Há duas abordagens principais para edição genética: a edição da linhagem germinativa e terapias com células somáticas.
A edição da linhagem germinativa é realizada durante o desenvolvimento embrionário. Ao modificar um embrião enquanto ele é apenas uma célula ou um pequeno número de células, são editadas também todas as células que se criaram a partir delas, ou seja, a edição genética ocorre em todas as células do corpo.
Esse método é ótimo para curar doenças, mas ele afeta também espermatozoides e óvulos, fazendo com que o gene editado seja passado para filhos e netos. Assim, a edição de embriões altera o curso da evolução para as próximas gerações.
É precisamente o uso deste método que está no cerne do debate sobre “bebê projetados” que colocou Jiankui na cadeia. Defensores desta técnica argumentam que ela pode erradicar doenças como o aids ou vários tipos de câncer. Já os críticos levantam questões relacionadas a “brincar de Deus”.
Potencial de terapia com células somáticas
No método com células somáticas, os genes são editados em células retiradas do paciente ou de um doador e depois reimplantadas. Esse processo foi usado para tratar a anemia falciforme e tem potencial para o tratamento de doenças provocadas por outros genes com mutações em apenas um trecho.
A maioria dos cientistas argumenta que a edição de células somáticas tem mais usos potenciais do que a de linhagem germinativa. Ela funciona, e evita questões complexas sobre bebês projetados. Mas essa terapia tem também seus problemas, e os mais sérios são os potenciais efeitos fora do gene no alvo.
“Há risco da introdução de mutações em locais não desejados do genoma ao usar o CRISPR, alterando ou desativando a função de outros genes. Os seus efeitos no corpo ainda não são conhecidos”, afirma Van Trung Chu, pesquisador desse método no Centro Max Delbrück de Medicina Molecular em Berlim.
Algumas mutações aleatórias no genoma podem ser inofensivas, mas outras podem causar câncer e outras doenças genéticas. Há maneiras de vasculhar o genoma em busca de mutações, mas ainda não está claro o que aconteceria se elas fossem encontradas. Mais edição genética para corrigir os erros da primeira edição?
“As mutações não são completamente aleatórias. Dependendo da ferramenta de edição genética Cas usada, dá para ter uma ideia onde as mutações provavelmente estarão”, acrescenta Chu.

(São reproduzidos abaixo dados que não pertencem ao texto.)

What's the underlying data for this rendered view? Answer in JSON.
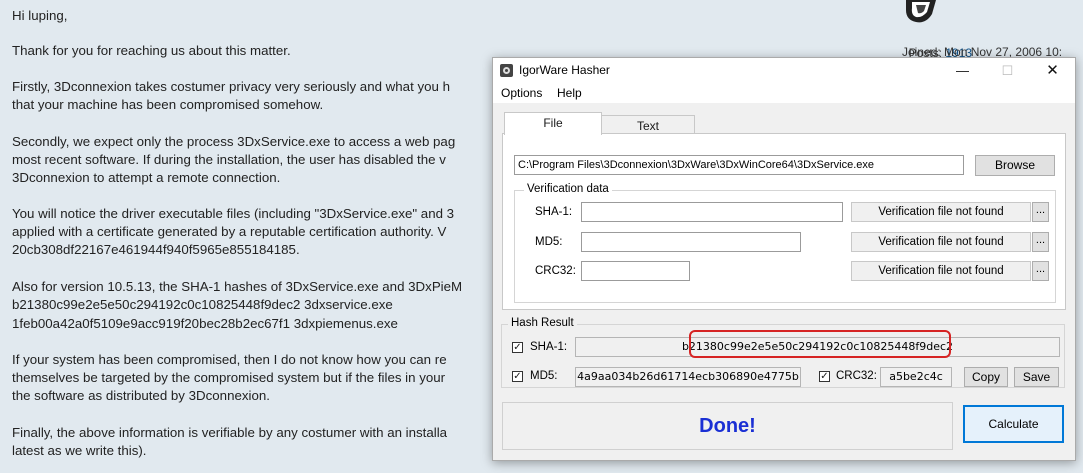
{
  "forum": {
    "lines": [
      "Hi luping,",
      "Thank for you for reaching us about this matter.",
      "Firstly, 3Dconnexion takes costumer privacy very seriously and what you h",
      "that your machine has been compromised somehow.",
      "Secondly, we expect only the process 3DxService.exe to access a web pag",
      "most recent software. If during the installation, the user has disabled the v",
      "3Dconnexion to attempt a remote connection.",
      "You will notice the driver executable files (including \"3DxService.exe\" and 3",
      "applied with a certificate generated by a reputable certification authority. V",
      "20cb308df22167e461944f940f5965e855184185.",
      "Also for version 10.5.13, the SHA-1 hashes of 3DxService.exe and 3DxPieM",
      "b21380c99e2e5e50c294192c0c10825448f9dec2 3dxservice.exe",
      "1feb00a42a0f5109e9acc919f20bec28b2ec67f1 3dxpiemenus.exe",
      "If your system has been compromised, then I do not know how you can re",
      "themselves be targeted by the compromised system but if the files in your",
      "the software as distributed by 3Dconnexion.",
      "Finally, the above information is verifiable by any costumer with an installa",
      "latest as we write this)."
    ],
    "side": {
      "posts_label": "Posts:",
      "posts_value": "1913",
      "joined": "Joined: Mon Nov 27, 2006 10:"
    }
  },
  "dialog": {
    "title": "IgorWare Hasher",
    "window_controls": {
      "minimize": "—",
      "maximize": "☐",
      "close": "✕"
    },
    "menu": [
      "Options",
      "Help"
    ],
    "tabs": [
      "File",
      "Text"
    ],
    "file_path": "C:\\Program Files\\3Dconnexion\\3DxWare\\3DxWinCore64\\3DxService.exe",
    "browse_label": "Browse",
    "verification": {
      "group_label": "Verification data",
      "rows": [
        {
          "label": "SHA-1:",
          "status": "Verification file not found",
          "dots": "..."
        },
        {
          "label": "MD5:",
          "status": "Verification file not found",
          "dots": "..."
        },
        {
          "label": "CRC32:",
          "status": "Verification file not found",
          "dots": "..."
        }
      ]
    },
    "hash_result": {
      "group_label": "Hash Result",
      "sha1_label": "SHA-1:",
      "sha1_value": "b21380c99e2e5e50c294192c0c10825448f9dec2",
      "md5_label": "MD5:",
      "md5_value": "4a9aa034b26d61714ecb306890e4775b",
      "crc32_label": "CRC32:",
      "crc32_value": "a5be2c4c",
      "copy_label": "Copy",
      "save_label": "Save",
      "check_mark": "✓"
    },
    "status_text": "Done!",
    "calculate_label": "Calculate",
    "accent_color": "#1a2fd4",
    "highlight_color": "#d62424"
  }
}
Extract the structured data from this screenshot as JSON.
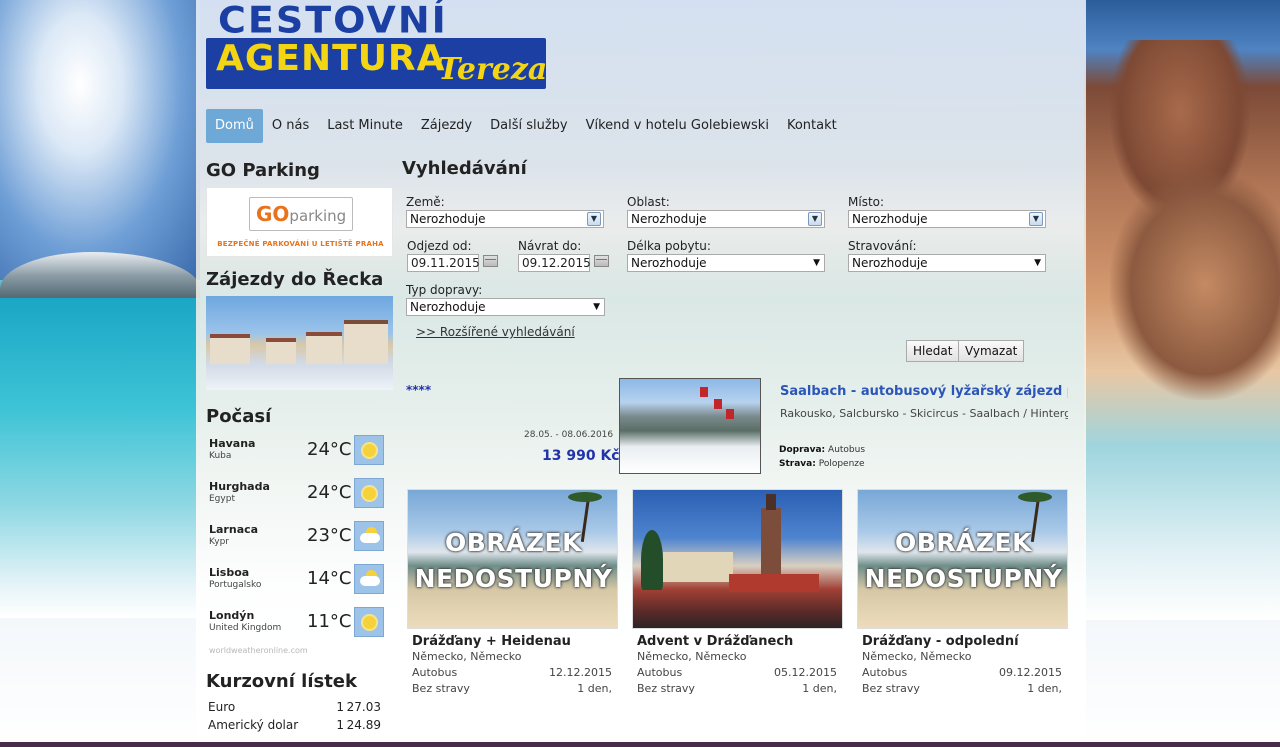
{
  "logo": {
    "line1": "CESTOVNÍ",
    "line2": "AGENTURA",
    "script": "Tereza"
  },
  "nav": [
    "Domů",
    "O nás",
    "Last Minute",
    "Zájezdy",
    "Další služby",
    "Víkend v hotelu Golebiewski",
    "Kontakt"
  ],
  "sidebar": {
    "parking_title": "GO Parking",
    "parking_banner": {
      "logo_go": "GO",
      "logo_rest": "parking",
      "tagline": "BEZPEČNÉ PARKOVÁNÍ U LETIŠTĚ PRAHA"
    },
    "greece_title": "Zájezdy do Řecka",
    "weather_title": "Počasí",
    "weather": [
      {
        "city": "Havana",
        "country": "Kuba",
        "temp": "24°C",
        "icon": "sun-icon"
      },
      {
        "city": "Hurghada",
        "country": "Egypt",
        "temp": "24°C",
        "icon": "sun-icon"
      },
      {
        "city": "Larnaca",
        "country": "Kypr",
        "temp": "23°C",
        "icon": "partly-cloudy-icon"
      },
      {
        "city": "Lisboa",
        "country": "Portugalsko",
        "temp": "14°C",
        "icon": "partly-cloudy-icon"
      },
      {
        "city": "Londýn",
        "country": "United Kingdom",
        "temp": "11°C",
        "icon": "sun-icon"
      }
    ],
    "weather_source": "worldweatheronline.com",
    "rates_title": "Kurzovní lístek",
    "rates": [
      {
        "name": "Euro",
        "amount": "1",
        "value": "27.03"
      },
      {
        "name": "Americký dolar",
        "amount": "1",
        "value": "24.89"
      }
    ]
  },
  "search": {
    "title": "Vyhledávání",
    "country_label": "Země:",
    "country_value": "Nerozhoduje",
    "area_label": "Oblast:",
    "area_value": "Nerozhoduje",
    "place_label": "Místo:",
    "place_value": "Nerozhoduje",
    "depart_label": "Odjezd od:",
    "depart_value": "09.11.2015",
    "return_label": "Návrat do:",
    "return_value": "09.12.2015",
    "length_label": "Délka pobytu:",
    "length_value": "Nerozhoduje",
    "board_label": "Stravování:",
    "board_value": "Nerozhoduje",
    "transport_label": "Typ dopravy:",
    "transport_value": "Nerozhoduje",
    "advanced_link": ">> Rozšířené vyhledávání",
    "search_button": "Hledat",
    "clear_button": "Vymazat"
  },
  "featured": {
    "stars": "****",
    "dates": "28.05. - 08.06.2016",
    "price": "13 990 Kč",
    "title": "Saalbach - autobusový lyžařský zájezd prosinec",
    "location": "Rakousko, Salcbursko - Skicircus - Saalbach / Hinterglemm",
    "transport_label": "Doprava:",
    "transport_value": "Autobus",
    "board_label": "Strava:",
    "board_value": "Polopenze"
  },
  "cards": [
    {
      "image_text_1": "OBRÁZEK",
      "image_text_2": "NEDOSTUPNÝ",
      "title": "Drážďany + Heidenau",
      "countries": "Německo, Německo",
      "transport": "Autobus",
      "date": "12.12.2015",
      "board": "Bez stravy",
      "length": "1 den,"
    },
    {
      "image_text_1": "",
      "image_text_2": "",
      "title": "Advent v Drážďanech",
      "countries": "Německo, Německo",
      "transport": "Autobus",
      "date": "05.12.2015",
      "board": "Bez stravy",
      "length": "1 den,"
    },
    {
      "image_text_1": "OBRÁZEK",
      "image_text_2": "NEDOSTUPNÝ",
      "title": "Drážďany - odpolední",
      "countries": "Německo, Německo",
      "transport": "Autobus",
      "date": "09.12.2015",
      "board": "Bez stravy",
      "length": "1 den,"
    }
  ],
  "colors": {
    "brand_blue": "#1b3fa2",
    "brand_yellow": "#f3d514",
    "nav_active": "#6ea8d6",
    "link_blue": "#2c55b8"
  }
}
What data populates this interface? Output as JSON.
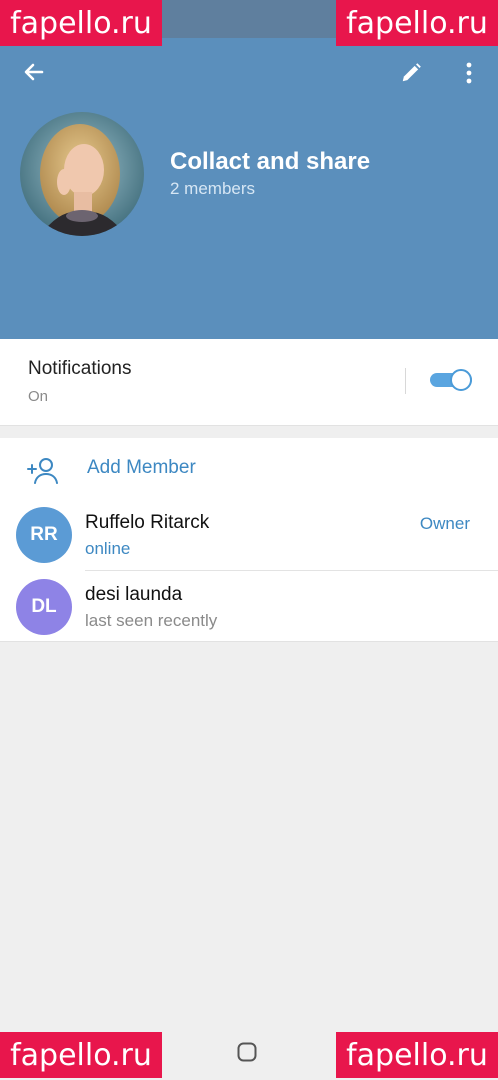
{
  "header": {
    "title": "Collact and share",
    "subtitle": "2 members"
  },
  "notifications": {
    "label": "Notifications",
    "value": "On",
    "enabled": true
  },
  "members_section": {
    "add_label": "Add Member",
    "members": [
      {
        "initials": "RR",
        "name": "Ruffelo Ritarck",
        "status": "online",
        "role": "Owner",
        "avatar_color": "#5b9bd5",
        "status_color": "#3d88c2"
      },
      {
        "initials": "DL",
        "name": "desi launda",
        "status": "last seen recently",
        "role": "",
        "avatar_color": "#8e83e6",
        "status_color": "#8a8a8a"
      }
    ]
  },
  "watermark": {
    "text": "fapello.ru"
  },
  "colors": {
    "header_bg": "#5b8fbc",
    "accent": "#3d88c2",
    "watermark_bg": "#e8164c"
  },
  "icons": [
    "back-arrow-icon",
    "pencil-icon",
    "more-vertical-icon",
    "add-person-icon",
    "home-icon"
  ]
}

Tudo que cientistas podem fazer agora é realizar análises profundas de sequenciamento de genomas para encontrar alterações potenciais fora do gene alvo. É uma espécie de agulha no palheiro, se se souber em qual palheiro procurar. “No longo prazo, novas formas do CRISPR-Cas9 estão sendo desenvolvidas com menos efeitos colaterais potenciais”, avalia Chu.
A questão ética
A edição genética não está sendo desenvolvida num vácuo ético. Cientistas e leigos têm questionado essa tecnologia mesmo antes dela ter se tornado possível. A questão ética é, em parte, monitorada pelos próprios pesquisadores, cuja maioria concorda que a edição de embriões está fora dos limites.

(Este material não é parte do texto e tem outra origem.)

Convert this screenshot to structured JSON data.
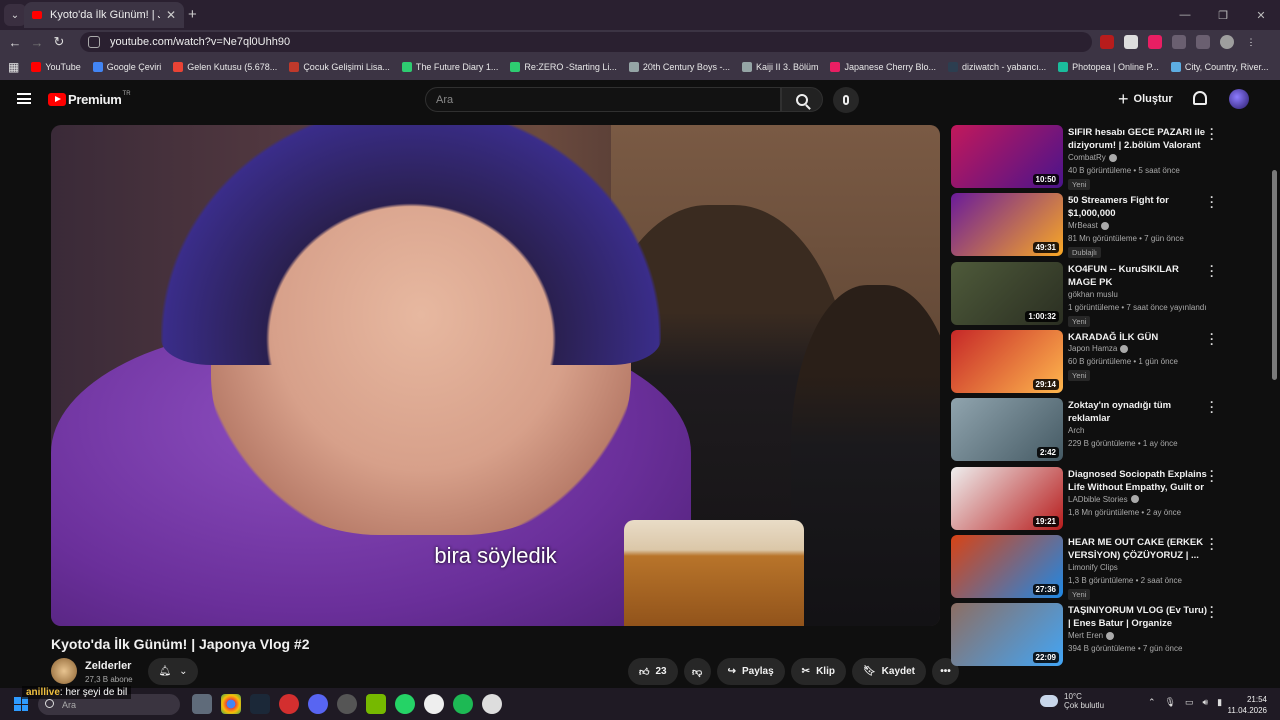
{
  "browser": {
    "tab_title": "Kyoto'da İlk Günüm! | Japonya",
    "url": "youtube.com/watch?v=Ne7ql0Uhh90",
    "bookmarks": [
      {
        "label": "YouTube",
        "color": "#ff0000"
      },
      {
        "label": "Google Çeviri",
        "color": "#4285f4"
      },
      {
        "label": "Gelen Kutusu (5.678...",
        "color": "#ea4335"
      },
      {
        "label": "Çocuk Gelişimi Lisa...",
        "color": "#c0392b"
      },
      {
        "label": "The Future Diary 1...",
        "color": "#2ecc71"
      },
      {
        "label": "Re:ZERO -Starting Li...",
        "color": "#2ecc71"
      },
      {
        "label": "20th Century Boys -...",
        "color": "#95a5a6"
      },
      {
        "label": "Kaiji II 3. Bölüm",
        "color": "#95a5a6"
      },
      {
        "label": "Japanese Cherry Blo...",
        "color": "#e91e63"
      },
      {
        "label": "diziwatch - yabancı...",
        "color": "#2c3e50"
      },
      {
        "label": "Photopea | Online P...",
        "color": "#1abc9c"
      },
      {
        "label": "City, Country, River...",
        "color": "#5dade2"
      }
    ]
  },
  "masthead": {
    "logo_text": "Premium",
    "logo_sup": "TR",
    "search_placeholder": "Ara",
    "create_label": "Oluştur"
  },
  "video": {
    "subtitle": "bira söyledik",
    "title": "Kyoto'da İlk Günüm! | Japonya Vlog #2",
    "channel": "Zelderler",
    "subscribers": "27,3 B abone",
    "likes": "23",
    "share_label": "Paylaş",
    "clip_label": "Klip",
    "save_label": "Kaydet"
  },
  "recommendations": [
    {
      "title": "SIFIR hesabı GECE PAZARI ile diziyorum! | 2.bölüm Valorant",
      "channel": "CombatRy",
      "verified": true,
      "meta": "40 B görüntüleme • 5 saat önce",
      "badge": "Yeni",
      "duration": "10:50",
      "thumb": [
        "#c2185b",
        "#4a148c"
      ]
    },
    {
      "title": "50 Streamers Fight for $1,000,000",
      "channel": "MrBeast",
      "verified": true,
      "meta": "81 Mn görüntüleme • 7 gün önce",
      "badge": "Dublajlı",
      "duration": "49:31",
      "thumb": [
        "#6a1b9a",
        "#f9a825"
      ]
    },
    {
      "title": "KO4FUN -- KuruSIKILAR MAGE PK",
      "channel": "gökhan muslu",
      "verified": false,
      "meta": "1 görüntüleme • 7 saat önce yayınlandı",
      "badge": "Yeni",
      "duration": "1:00:32",
      "thumb": [
        "#4e5a3a",
        "#2b2f22"
      ]
    },
    {
      "title": "KARADAĞ İLK GÜN",
      "channel": "Japon Hamza",
      "verified": true,
      "meta": "60 B görüntüleme • 1 gün önce",
      "badge": "Yeni",
      "duration": "29:14",
      "thumb": [
        "#c62828",
        "#ffb74d"
      ]
    },
    {
      "title": "Zoktay'ın oynadığı tüm reklamlar",
      "channel": "Arch",
      "verified": false,
      "meta": "229 B görüntüleme • 1 ay önce",
      "badge": "",
      "duration": "2:42",
      "thumb": [
        "#90a4ae",
        "#455a64"
      ]
    },
    {
      "title": "Diagnosed Sociopath Explains Life Without Empathy, Guilt or ...",
      "channel": "LADbible Stories",
      "verified": true,
      "meta": "1,8 Mn görüntüleme • 2 ay önce",
      "badge": "",
      "duration": "19:21",
      "thumb": [
        "#eeeeee",
        "#b71c1c"
      ]
    },
    {
      "title": "HEAR ME OUT CAKE (ERKEK VERSİYON) ÇÖZÜYORUZ | ...",
      "channel": "Limonify Clips",
      "verified": false,
      "meta": "1,3 B görüntüleme • 2 saat önce",
      "badge": "Yeni",
      "duration": "27:36",
      "thumb": [
        "#d84315",
        "#1e88e5"
      ]
    },
    {
      "title": "TAŞINIYORUM VLOG (Ev Turu) | Enes Batur | Organize",
      "channel": "Mert Eren",
      "verified": true,
      "meta": "394 B görüntüleme • 7 gün önce",
      "badge": "",
      "duration": "22:09",
      "thumb": [
        "#8d6e63",
        "#42a5f5"
      ]
    }
  ],
  "taskbar": {
    "search_placeholder": "Ara",
    "chat_user": "anillive",
    "chat_message": ": her şeyi de bil",
    "weather_temp": "10°C",
    "weather_desc": "Çok bulutlu",
    "time": "21:54",
    "date": "11.04.2026"
  }
}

O revés legal em relação aos bebês resistentes ao HIV de Jiankui abriu o precedente para a seriedade com que os países tratam a edição genética. “Está bem claro agora, não se pode editar o DNA da linhagem germinativa”, destaca Chu.

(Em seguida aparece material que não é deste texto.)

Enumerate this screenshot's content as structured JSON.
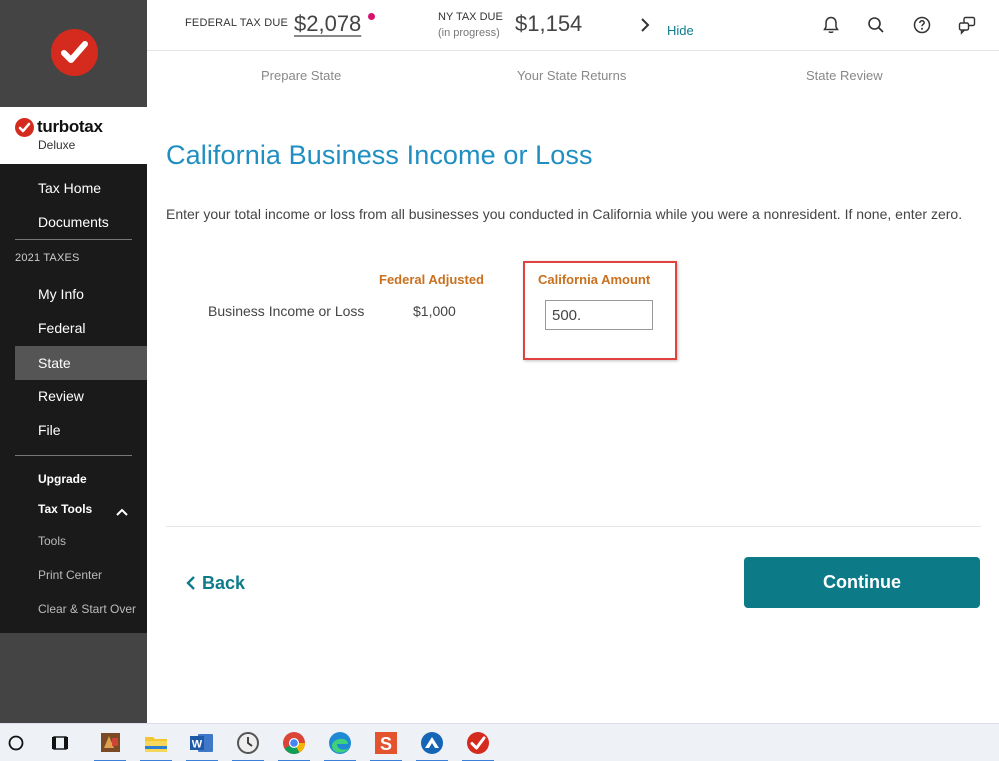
{
  "header": {
    "federal_label": "FEDERAL TAX DUE",
    "federal_value": "$2,078",
    "ny_label": "NY TAX DUE",
    "ny_sub": "(in progress)",
    "ny_value": "$1,154",
    "hide_label": "Hide",
    "icons": [
      "bell-icon",
      "search-icon",
      "help-icon",
      "chat-icon"
    ]
  },
  "steps": [
    "Prepare State",
    "Your State Returns",
    "State Review"
  ],
  "sidebar": {
    "brand_name": "turbotax",
    "edition": "Deluxe",
    "items_top": [
      {
        "label": "Tax Home"
      },
      {
        "label": "Documents"
      }
    ],
    "section_label": "2021 TAXES",
    "items_main": [
      {
        "label": "My Info"
      },
      {
        "label": "Federal"
      },
      {
        "label": "State"
      },
      {
        "label": "Review"
      },
      {
        "label": "File"
      }
    ],
    "upgrade": "Upgrade",
    "tax_tools": "Tax Tools",
    "tools": [
      "Tools",
      "Print Center",
      "Clear & Start Over"
    ],
    "active": "State"
  },
  "main": {
    "title": "California Business Income or Loss",
    "intro": "Enter your total income or loss from all businesses you conducted in California while you were a nonresident. If none, enter zero.",
    "col_federal": "Federal Adjusted",
    "col_california": "California Amount",
    "row_label": "Business Income or Loss",
    "federal_amount": "$1,000",
    "california_amount": "500."
  },
  "buttons": {
    "back": "Back",
    "continue": "Continue"
  },
  "taskbar": {
    "items": [
      "start-circle-icon",
      "task-view-icon",
      "app-icon",
      "file-explorer-icon",
      "word-icon",
      "clock-app-icon",
      "chrome-icon",
      "edge-icon",
      "s-app-icon",
      "blue-app-icon",
      "turbotax-icon"
    ]
  },
  "colors": {
    "accent_teal": "#0d7a87",
    "title_blue": "#1f8fc1",
    "column_orange": "#c8701e",
    "highlight_red": "#e0433f",
    "brand_red": "#d52b1e"
  }
}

Já a edição genética chegou para ficar, mas não sem resistência. Para muitos, os cientistas estariam “brincando de Deus”. Para outros, o método causa desconforto e até repulsa, pois interfere na natureza.
Mas, novamente, pais não ficariam felizes se seus filhos pudessem ser curados ou que doenças fossem prevenidas com a edição genética? A ferramenta para tratar e erradicar algumas doenças já existe. O que é mais ético: usar a tecnologia disponível para a cura ou não usá-la em nenhum caso?